Le grotesque réinventé

Louis Danvers
Louis Danvers Journaliste cinéma

Entre le mort et le vif, le plein et le creux, le drôle et le terrible, György Palfi signe avec Taxidermia un film aussi bizarre que visuellement brillant.

Si l’idée d’assister à un concours de gros mangeurs vomissant entre chaque manche de l’épreuve vous répugne, n’allez pas voir Taxidermia. Si la perspective de voir un empailleur se prendre lui-même pour sujet, à l’aide d’une machine, vous donne de désagréables frissons, évitez les salles qui programmeront le film de György Palfi. Mais si la séquence du restaurant du Sens de la vie des Monty Python (1) vous a plongé dans l’hilarité, si les délires organiques de Peter Greenaway dans Le Cuisinier, le voleur, sa femme, son amant vous ont captivé, risquez-vous donc au spectacle bizarre, provocateur et stylé du jeune réalisateur hongrois.

C’est l’histoire d’une famille, ou presque… Empruntant la structure de la saga familiale chère au romancier allemand Thomas Mann ( Les Buddenbrooks), Palfi évoque  » trois générations, trois époques, trois mondes différents « , prenant pour point de départ deux nouvelles de l’écrivain hongrois Lajos Parti Nagy.

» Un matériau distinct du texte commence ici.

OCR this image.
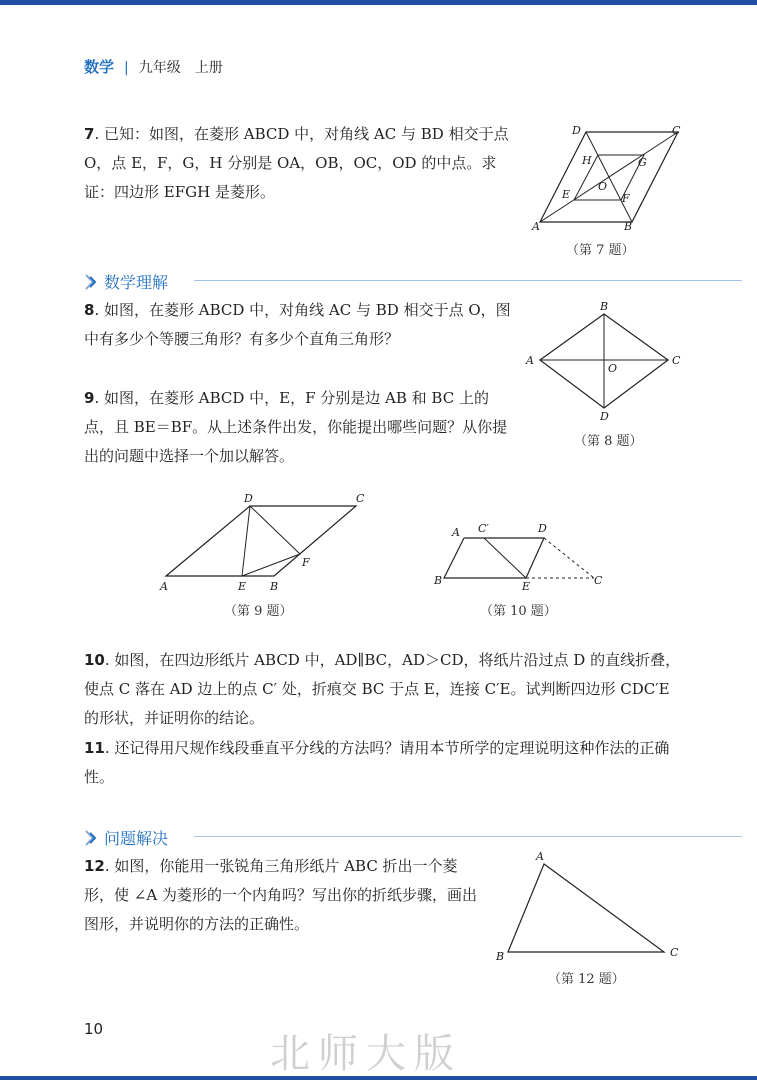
数学 | 九年级 上册
7. 已知：如图，在菱形 ABCD 中，对角线 AC 与 BD 相交于点 O，点 E，F，G，H 分别是 OA，OB，OC，OD 的中点。求证：四边形 EFGH 是菱形。
A	B
C
D
E	F
G
H
O
（第 7 题）
数学理解
8. 如图，在菱形 ABCD 中，对角线 AC 与 BD 相交于点 O，图中有多少个等腰三角形？有多少个直角三角形？
A
B
C
D
O
（第 8 题）
9. 如图，在菱形 ABCD 中，E，F 分别是边 AB 和 BC 上的点，且 BE＝BF。从上述条件出发，你能提出哪些问题？从你提出的问题中选择一个加以解答。
A	E B
F
C
D
（第 9 题）
A C′	D
B	E	C
（第 10 题）
10. 如图，在四边形纸片 ABCD 中，AD∥BC，AD＞CD，将纸片沿过点 D 的直线折叠，使点 C 落在 AD 边上的点 C′ 处，折痕交 BC 于点 E，连接 C′E。试判断四边形 CDC′E 的形状，并证明你的结论。
11. 还记得用尺规作线段垂直平分线的方法吗？请用本节所学的定理说明这种作法的正确性。
问题解决
12. 如图，你能用一张锐角三角形纸片 ABC 折出一个菱形，使 ∠A 为菱形的一个内角吗？写出你的折纸步骤，画出图形，并说明你的方法的正确性。
A
B	C
（第 12 题）
10
北师大版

Un père officier dans l’armée, un fils champion sportif (d’un sport assez particulier), un petit-fils taxidermiste : chacun poursuit une obsession – dans l’ordre : le sexe, le succès, l’immortalité – et le fait de manière énorme, grotesque, haute en couleur.  » J’avais envie d’images fortes, dérangeantes, déformant la réalité, bousculant le specta-teur « , déclare un György Palfi qui sait à quel point choquer, même gratuitement, peut faire connaître et même reconnaître un artiste. Ce n’est pas pour rien qu’il cite Gunther von Hagens, le créateur allemand de la  » plastination  » ou recyclage de vrais cadavres en £uvres d’exposition, parmi ses plus grandes influences.  » J’ai foi dans un cinéma organique, où le corps est au centre des choses « , commente le cinéaste hongrois, auquel on pourra sans doute faire le reproche de se montrer plus malin (et opportuniste) que réellement habité par les images qu’il aligne entre comique et horreur, en visant l’effet maximal. Mais les qualités formelles indéniables de sa mise en scène et la fulgurance de certaines scènes dignes des grands surréalistes font de Taxidermia une expérience cinématographique mémorable, où s’exprime une dialectique du plein et du creux (l’homme se remplit puis se vide) du mort et du vif, non dénuée parfois d’une certaine pertinence.

(1) Pour rappel, un client obèse ayant fait bombance dans un restaurant huppé y vomit sur le personnel avant d’exploser littéralement, offrant une image halluci-nante, ciblant de saisissante manière la société de (sur)consommation.